Marilyn Monroe's passionate letters from baseball giant Joe DiMaggio and playwright Arthur Miller will be auctioned off at Julien's Auctions in Beverly Hills, California, next month in a rare window into the mysterious starlet's love life and tribulations. The 300-item "Marilyn Monroe's Lost Archives" also includes letters from Monroe's many famous friends, including Clark Gable, Cary Grant and Jane Russell, and is expected to bid for more than $1 million.

"It really gives you the chills when you read some of the stuff and see the intimacy and the personal nature of it," auction curator Martin Nolan said, according to the Associated Press. In one letter penned after Monroe declared she wanted a divorce, DiMaggio addressed his musings to "Mrs. Joe DiMaggio." "I love you and want to be with you," he said. "There is nothing I would like better than to restore your confidence in me." Monroe filed for divorce in October 1954, blaming “mental cruelty.”

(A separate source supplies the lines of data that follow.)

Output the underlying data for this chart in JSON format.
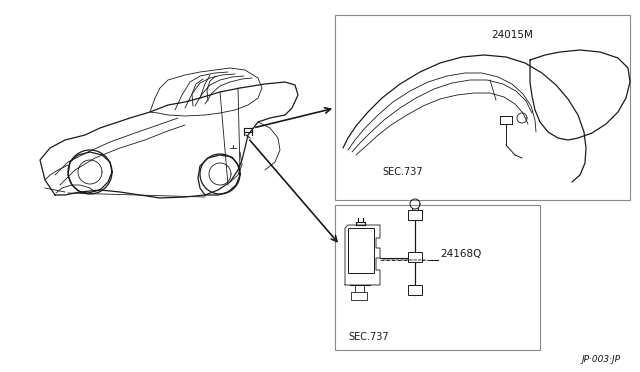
{
  "bg_color": "#ffffff",
  "line_color": "#1a1a1a",
  "page_ref": "JP·003·JP",
  "part1_label": "24015M",
  "part1_sec": "SEC.737",
  "part2_label": "24168Q",
  "part2_sec": "SEC.737",
  "figsize": [
    6.4,
    3.72
  ],
  "dpi": 100
}
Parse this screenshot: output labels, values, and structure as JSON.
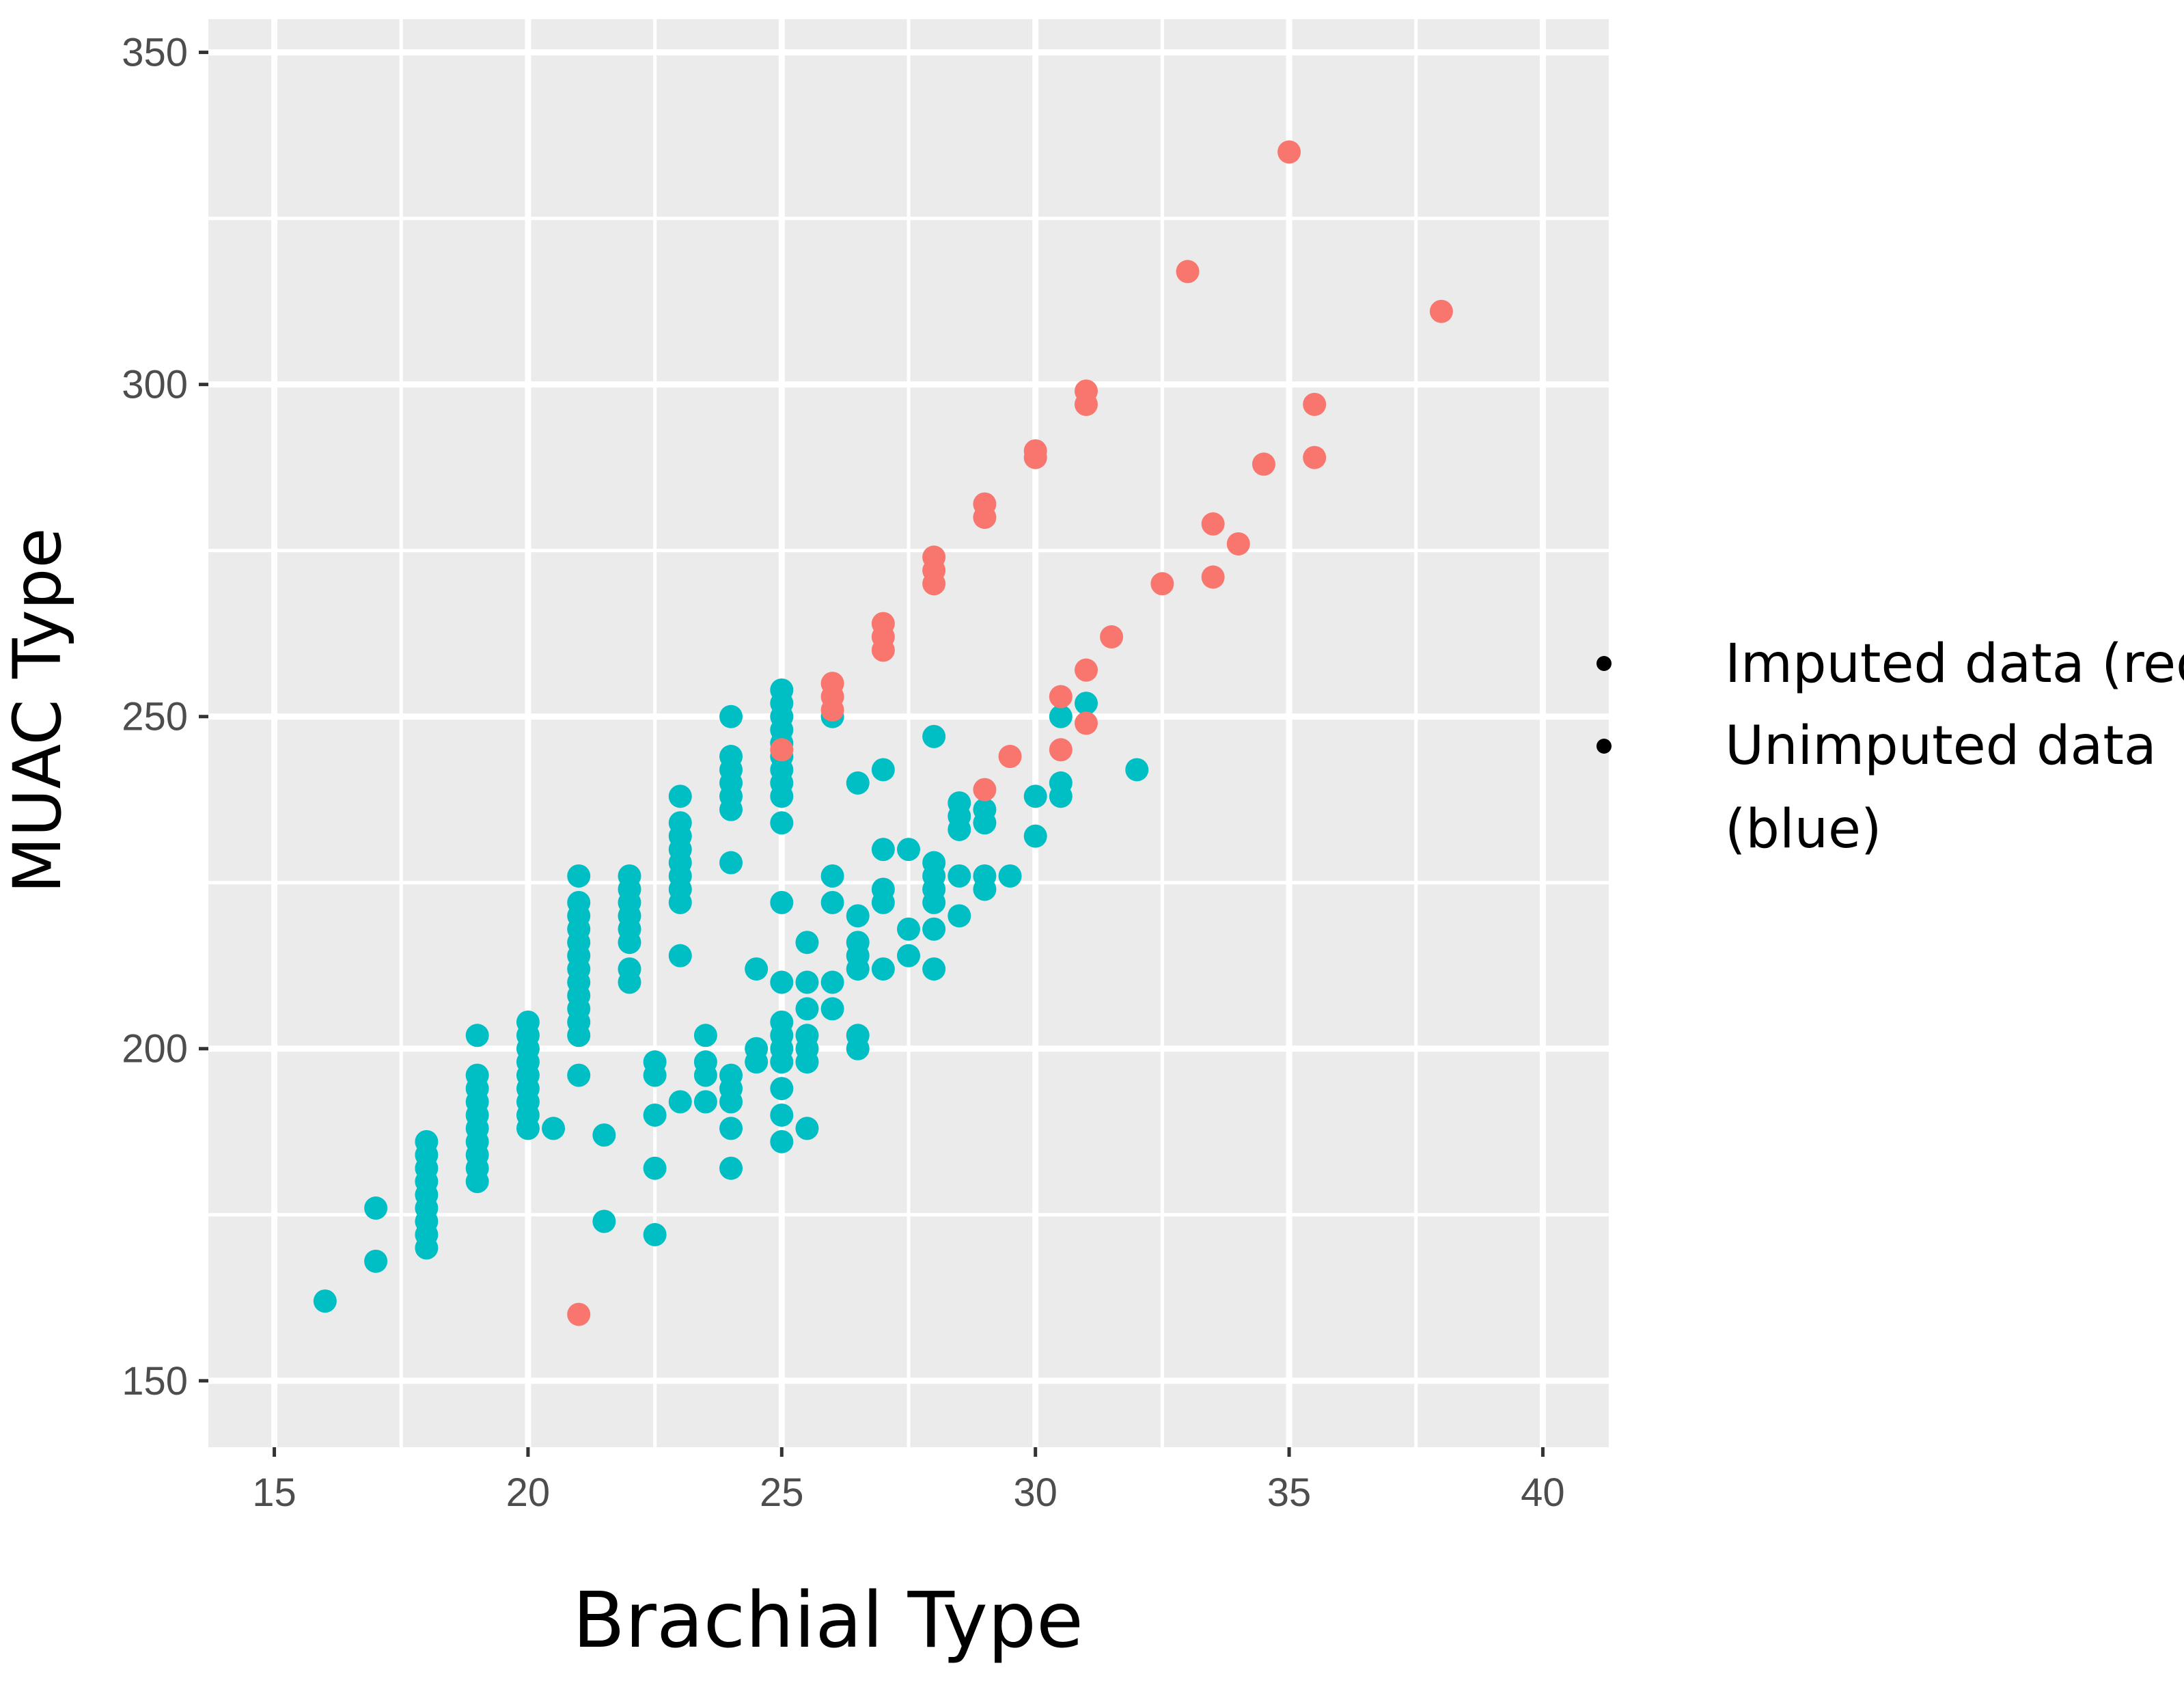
{
  "chart_data": {
    "type": "scatter",
    "xlabel": "Brachial Type",
    "ylabel": "MUAC Type",
    "xlim": [
      13.7,
      41.3
    ],
    "ylim": [
      140,
      355
    ],
    "x_ticks": [
      15,
      20,
      25,
      30,
      35,
      40
    ],
    "y_ticks": [
      150,
      200,
      250,
      300,
      350
    ],
    "grid": true,
    "background": "#ebebeb",
    "legend_placement": "right",
    "legend": [
      {
        "label": "Imputed data (red)",
        "color": "#f8766d"
      },
      {
        "label": "Unimputed data (blue)",
        "color": "#00bfc4"
      }
    ],
    "series": [
      {
        "color": "#00bfc4",
        "points": [
          [
            16,
            162
          ],
          [
            17,
            176
          ],
          [
            17,
            168
          ],
          [
            18,
            186
          ],
          [
            18,
            184
          ],
          [
            18,
            182
          ],
          [
            18,
            180
          ],
          [
            18,
            178
          ],
          [
            18,
            176
          ],
          [
            18,
            174
          ],
          [
            18,
            172
          ],
          [
            18,
            170
          ],
          [
            19,
            202
          ],
          [
            19,
            196
          ],
          [
            19,
            194
          ],
          [
            19,
            192
          ],
          [
            19,
            190
          ],
          [
            19,
            188
          ],
          [
            19,
            186
          ],
          [
            19,
            184
          ],
          [
            19,
            182
          ],
          [
            19,
            180
          ],
          [
            20,
            204
          ],
          [
            20,
            202
          ],
          [
            20,
            200
          ],
          [
            20,
            198
          ],
          [
            20,
            196
          ],
          [
            20,
            194
          ],
          [
            20,
            192
          ],
          [
            20,
            190
          ],
          [
            20,
            188
          ],
          [
            20.5,
            188
          ],
          [
            21,
            226
          ],
          [
            21,
            222
          ],
          [
            21,
            220
          ],
          [
            21,
            218
          ],
          [
            21,
            216
          ],
          [
            21,
            214
          ],
          [
            21,
            212
          ],
          [
            21,
            210
          ],
          [
            21,
            208
          ],
          [
            21,
            206
          ],
          [
            21,
            204
          ],
          [
            21,
            202
          ],
          [
            21,
            196
          ],
          [
            21.5,
            187
          ],
          [
            21.5,
            174
          ],
          [
            22,
            226
          ],
          [
            22,
            224
          ],
          [
            22,
            222
          ],
          [
            22,
            220
          ],
          [
            22,
            218
          ],
          [
            22,
            216
          ],
          [
            22,
            212
          ],
          [
            22,
            210
          ],
          [
            22.5,
            198
          ],
          [
            22.5,
            196
          ],
          [
            22.5,
            190
          ],
          [
            22.5,
            182
          ],
          [
            22.5,
            172
          ],
          [
            23,
            238
          ],
          [
            23,
            234
          ],
          [
            23,
            232
          ],
          [
            23,
            230
          ],
          [
            23,
            228
          ],
          [
            23,
            226
          ],
          [
            23,
            224
          ],
          [
            23,
            222
          ],
          [
            23,
            214
          ],
          [
            23,
            192
          ],
          [
            23.5,
            202
          ],
          [
            23.5,
            198
          ],
          [
            23.5,
            196
          ],
          [
            23.5,
            192
          ],
          [
            24,
            250
          ],
          [
            24,
            244
          ],
          [
            24,
            242
          ],
          [
            24,
            240
          ],
          [
            24,
            238
          ],
          [
            24,
            236
          ],
          [
            24,
            228
          ],
          [
            24,
            196
          ],
          [
            24,
            194
          ],
          [
            24,
            192
          ],
          [
            24,
            188
          ],
          [
            24,
            182
          ],
          [
            24.5,
            212
          ],
          [
            24.5,
            200
          ],
          [
            24.5,
            198
          ],
          [
            25,
            254
          ],
          [
            25,
            252
          ],
          [
            25,
            250
          ],
          [
            25,
            248
          ],
          [
            25,
            246
          ],
          [
            25,
            244
          ],
          [
            25,
            242
          ],
          [
            25,
            240
          ],
          [
            25,
            238
          ],
          [
            25,
            234
          ],
          [
            25,
            222
          ],
          [
            25,
            210
          ],
          [
            25,
            204
          ],
          [
            25,
            202
          ],
          [
            25,
            200
          ],
          [
            25,
            198
          ],
          [
            25,
            194
          ],
          [
            25,
            190
          ],
          [
            25,
            186
          ],
          [
            25.5,
            216
          ],
          [
            25.5,
            210
          ],
          [
            25.5,
            206
          ],
          [
            25.5,
            202
          ],
          [
            25.5,
            200
          ],
          [
            25.5,
            198
          ],
          [
            25.5,
            188
          ],
          [
            26,
            250
          ],
          [
            26,
            226
          ],
          [
            26,
            222
          ],
          [
            26,
            210
          ],
          [
            26,
            206
          ],
          [
            26.5,
            240
          ],
          [
            26.5,
            220
          ],
          [
            26.5,
            216
          ],
          [
            26.5,
            214
          ],
          [
            26.5,
            212
          ],
          [
            26.5,
            202
          ],
          [
            26.5,
            200
          ],
          [
            27,
            242
          ],
          [
            27,
            230
          ],
          [
            27,
            224
          ],
          [
            27,
            222
          ],
          [
            27,
            212
          ],
          [
            27.5,
            230
          ],
          [
            27.5,
            218
          ],
          [
            27.5,
            214
          ],
          [
            28,
            247
          ],
          [
            28,
            228
          ],
          [
            28,
            226
          ],
          [
            28,
            224
          ],
          [
            28,
            222
          ],
          [
            28,
            218
          ],
          [
            28,
            212
          ],
          [
            28.5,
            237
          ],
          [
            28.5,
            235
          ],
          [
            28.5,
            233
          ],
          [
            28.5,
            226
          ],
          [
            28.5,
            220
          ],
          [
            29,
            236
          ],
          [
            29,
            234
          ],
          [
            29,
            226
          ],
          [
            29,
            224
          ],
          [
            29.5,
            226
          ],
          [
            30,
            238
          ],
          [
            30,
            232
          ],
          [
            30.5,
            250
          ],
          [
            30.5,
            240
          ],
          [
            30.5,
            238
          ],
          [
            31,
            252
          ],
          [
            32,
            242
          ]
        ]
      },
      {
        "color": "#f8766d",
        "points": [
          [
            21,
            160
          ],
          [
            25,
            245
          ],
          [
            26,
            255
          ],
          [
            26,
            253
          ],
          [
            26,
            251
          ],
          [
            27,
            264
          ],
          [
            27,
            262
          ],
          [
            27,
            260
          ],
          [
            28,
            274
          ],
          [
            28,
            272
          ],
          [
            28,
            270
          ],
          [
            29,
            282
          ],
          [
            29,
            280
          ],
          [
            29,
            239
          ],
          [
            29.5,
            244
          ],
          [
            30,
            290
          ],
          [
            30,
            289
          ],
          [
            30.5,
            253
          ],
          [
            30.5,
            245
          ],
          [
            31,
            299
          ],
          [
            31,
            297
          ],
          [
            31,
            257
          ],
          [
            31,
            249
          ],
          [
            31.5,
            262
          ],
          [
            32.5,
            270
          ],
          [
            33,
            317
          ],
          [
            33.5,
            279
          ],
          [
            33.5,
            271
          ],
          [
            34,
            276
          ],
          [
            34.5,
            288
          ],
          [
            35,
            335
          ],
          [
            35.5,
            297
          ],
          [
            35.5,
            289
          ],
          [
            38,
            311
          ]
        ]
      }
    ]
  }
}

A letter from Miller, Monroe's third husband, also begs for a second chance. "Please, if I've ever made you cry or made you even more sadder, ever for a second, please forgive me, my perfect girl. I love you," Miller wrote. In another fit of passion, Miller wrote before they were married in 1956: "I can hate every man you were ever with but I can't hate you."

Monroe also cared deeply for Miller, the letters show. "It's doubly difficult to understand that you, the most different, most beautiful human being, chose me to love," she wrote in one. She died in 1962 at the age of 36 from a drug overdose.

Auction owner Darren Julien said the demand for Monroe memorabilia has soared in the decades since her death. The most expensive item featured in the collection is her overcoat, with a starting bid of up to $120,000, according to CNN. "We anticipate a lot of fans will be here. They'll fly in from all over the world," Julien said.

In honor of the auction, below are some quotes recounting Monroe's stormy and steamy love life:

Shortly before her death, Monroe told a friend, “If it weren’t for Joe, I’d probably have killed myself years ago.”

DiMaggio's last words reportedly were: "I’ll finally get to see ­Marilyn again.”

In her last interview, Monroe said, "I was never used to being happy, so that wasn't something I ever took for granted."

DiMaggio learned Monroe wanted a divorce from an announcement she made on television. He wrote to her: "My heart split even wider seeing you cry in front of all these people."

Soon after they were married, Miller told journalists of how Monroe would spend her time: "She will be my wife. That's a full-time job."